Kisah Dokter Hasto Galakkan Program KB ke Pelosok: Dibayar Pakai Nanas Hingga Singkong
- BKKBN
"Hari ini stunting di Mahakam Ulu angkanya terendah di Kalimantan Timur, karena jumlah penduduknya hanya 38 ribu. Saya yakin stunting betul-betul bisa dicegah. Setahun jumlahnya 650 orang yang hamil di Mahakam Ulu, sebulan 60 lebih sedikit, kira-kira sehari yang melahirkan dua orang," papar dokter Hasto.
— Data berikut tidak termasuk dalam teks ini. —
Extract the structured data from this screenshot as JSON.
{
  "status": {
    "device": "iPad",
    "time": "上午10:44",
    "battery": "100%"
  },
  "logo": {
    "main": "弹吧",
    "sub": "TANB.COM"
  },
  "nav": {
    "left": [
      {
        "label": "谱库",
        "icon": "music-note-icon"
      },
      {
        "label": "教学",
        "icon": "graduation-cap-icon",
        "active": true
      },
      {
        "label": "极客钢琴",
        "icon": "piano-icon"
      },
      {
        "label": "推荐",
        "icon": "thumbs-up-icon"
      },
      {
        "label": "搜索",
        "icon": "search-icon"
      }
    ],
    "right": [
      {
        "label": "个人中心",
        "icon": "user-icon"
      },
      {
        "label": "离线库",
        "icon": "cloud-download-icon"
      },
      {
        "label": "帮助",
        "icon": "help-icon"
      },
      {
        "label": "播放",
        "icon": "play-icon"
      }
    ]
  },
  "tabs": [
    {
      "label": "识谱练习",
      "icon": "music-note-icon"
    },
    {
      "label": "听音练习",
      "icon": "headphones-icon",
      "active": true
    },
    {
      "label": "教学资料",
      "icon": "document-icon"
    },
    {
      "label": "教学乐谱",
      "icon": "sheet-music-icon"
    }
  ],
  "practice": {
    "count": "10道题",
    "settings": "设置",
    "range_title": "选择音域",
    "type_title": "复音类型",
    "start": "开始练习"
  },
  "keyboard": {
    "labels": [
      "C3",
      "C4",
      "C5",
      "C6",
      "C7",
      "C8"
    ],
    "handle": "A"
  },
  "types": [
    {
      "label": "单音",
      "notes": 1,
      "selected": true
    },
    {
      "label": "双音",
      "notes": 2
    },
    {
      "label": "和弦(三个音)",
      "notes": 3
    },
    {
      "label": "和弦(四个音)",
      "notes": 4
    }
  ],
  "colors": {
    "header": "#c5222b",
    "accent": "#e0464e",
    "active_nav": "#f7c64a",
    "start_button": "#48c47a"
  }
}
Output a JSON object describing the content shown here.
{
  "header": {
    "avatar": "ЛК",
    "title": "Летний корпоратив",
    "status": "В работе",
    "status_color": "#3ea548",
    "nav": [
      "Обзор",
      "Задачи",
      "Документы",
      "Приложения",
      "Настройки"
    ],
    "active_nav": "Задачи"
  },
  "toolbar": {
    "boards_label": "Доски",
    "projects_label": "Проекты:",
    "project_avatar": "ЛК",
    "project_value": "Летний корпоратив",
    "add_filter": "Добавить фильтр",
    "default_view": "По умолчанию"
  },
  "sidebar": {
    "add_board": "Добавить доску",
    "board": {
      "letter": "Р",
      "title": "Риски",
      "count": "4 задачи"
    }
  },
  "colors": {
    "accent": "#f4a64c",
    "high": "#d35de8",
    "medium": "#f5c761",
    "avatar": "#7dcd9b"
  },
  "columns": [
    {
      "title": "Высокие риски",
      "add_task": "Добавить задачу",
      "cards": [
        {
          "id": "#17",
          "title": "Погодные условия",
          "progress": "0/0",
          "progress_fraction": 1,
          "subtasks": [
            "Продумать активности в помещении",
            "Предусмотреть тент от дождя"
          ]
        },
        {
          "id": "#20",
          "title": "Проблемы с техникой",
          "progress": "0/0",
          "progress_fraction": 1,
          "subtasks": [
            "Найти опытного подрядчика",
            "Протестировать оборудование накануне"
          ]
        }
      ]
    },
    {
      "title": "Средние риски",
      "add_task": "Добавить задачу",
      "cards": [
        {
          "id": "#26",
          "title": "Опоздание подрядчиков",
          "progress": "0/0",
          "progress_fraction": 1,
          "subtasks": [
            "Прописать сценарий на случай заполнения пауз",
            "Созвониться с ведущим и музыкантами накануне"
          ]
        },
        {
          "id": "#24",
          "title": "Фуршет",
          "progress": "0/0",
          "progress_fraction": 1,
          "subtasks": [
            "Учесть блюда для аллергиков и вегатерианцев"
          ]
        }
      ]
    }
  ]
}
Selanjutnya, ia mengarahkan Kepala Dinas Petronella dan satgas stunting untuk membuat WA grup dengan para penyuluh keluarga. "Dilaporkan panjang badan bayi yang baru dilahirkan toh hanya dua orang sehari. Kalau ada bayi yang panjangnya kurang dari 48 cm, maka segera dilakukan intervensi, di enam bulan pertama harus ASI eksklusif," ujar dokter Hasto.
Bekerja Pakai Perasaan
Tantangan untuk mengatasi hambatan sejatinya sudah merupakan hal biasa bagi tenaga kesehatan. Dokter Hasto bercerita ketika dirinya menjadi satu-satunya dokter yang bertugas di daratan hulu, tepatnya di Puskesmas Melak dan Puskesmas Kahala. Ia berkata, pasien yang berobat berpikirnya sudah identik dengan meminta disuntik.
Karena keterbatasannya, biaya berobat pun seringkali dibayar dengan nanas dan singkong. "Masyarakat Dayak ikhlas-ikhlas, dahulu mereka naruh ayam, makanan, buah di depan pintu puskesmas, kalau ditanya tidak ada yang mengaku. Makanya pak dokter dan bidan sekarang ini disyukurilah, dulu lima tahun saya tidak dibayar, masyarakatnya hanya mampu memberikan hasil panen mereka," kata dokter Hasto.
Membangkitkan dan memotivasi para tenaga kesehatan yang hadir, dokter Hasto pun membagikan pengalamannya dahulu ketika bertugas di wilayah terpencil ini. Ia pernah bertemu dengan seorang pastor (pemuka agama Katolik), yang kata-katanya masih diingat sampai saat ini. Di dalam situasi yang sangat sulit, pastor tersebut justru memberinya sebuah kata-kata motivasi.
"Romo (pastor) itu bilang begini, kalau melayani masyarakat itu dengan perasaan, kalau melayani dirinya sendiri dengan fisik saja. Kalau Pak Dokter sedang merasa lelah, itu sebenarnya hanya perasaan saja. Bapak masih bisa jalan, masih bisa periksa pasien. Kalau fisiknya oke, segera layani saja, gunakan perasaan. Wah, mendengar itu saya nangis," ujar dokter Hasto menjelaskan.
Nasihat tersebut terus ia terapkan. Bahkan ketika dua kali menjabat sebagai Bupati Kulonprogo (DI Yogyakarta). Seberat apapun keadaan, apabila disyukuri, katanya akan selalu ada jalan yang terbuka yang memudahkan.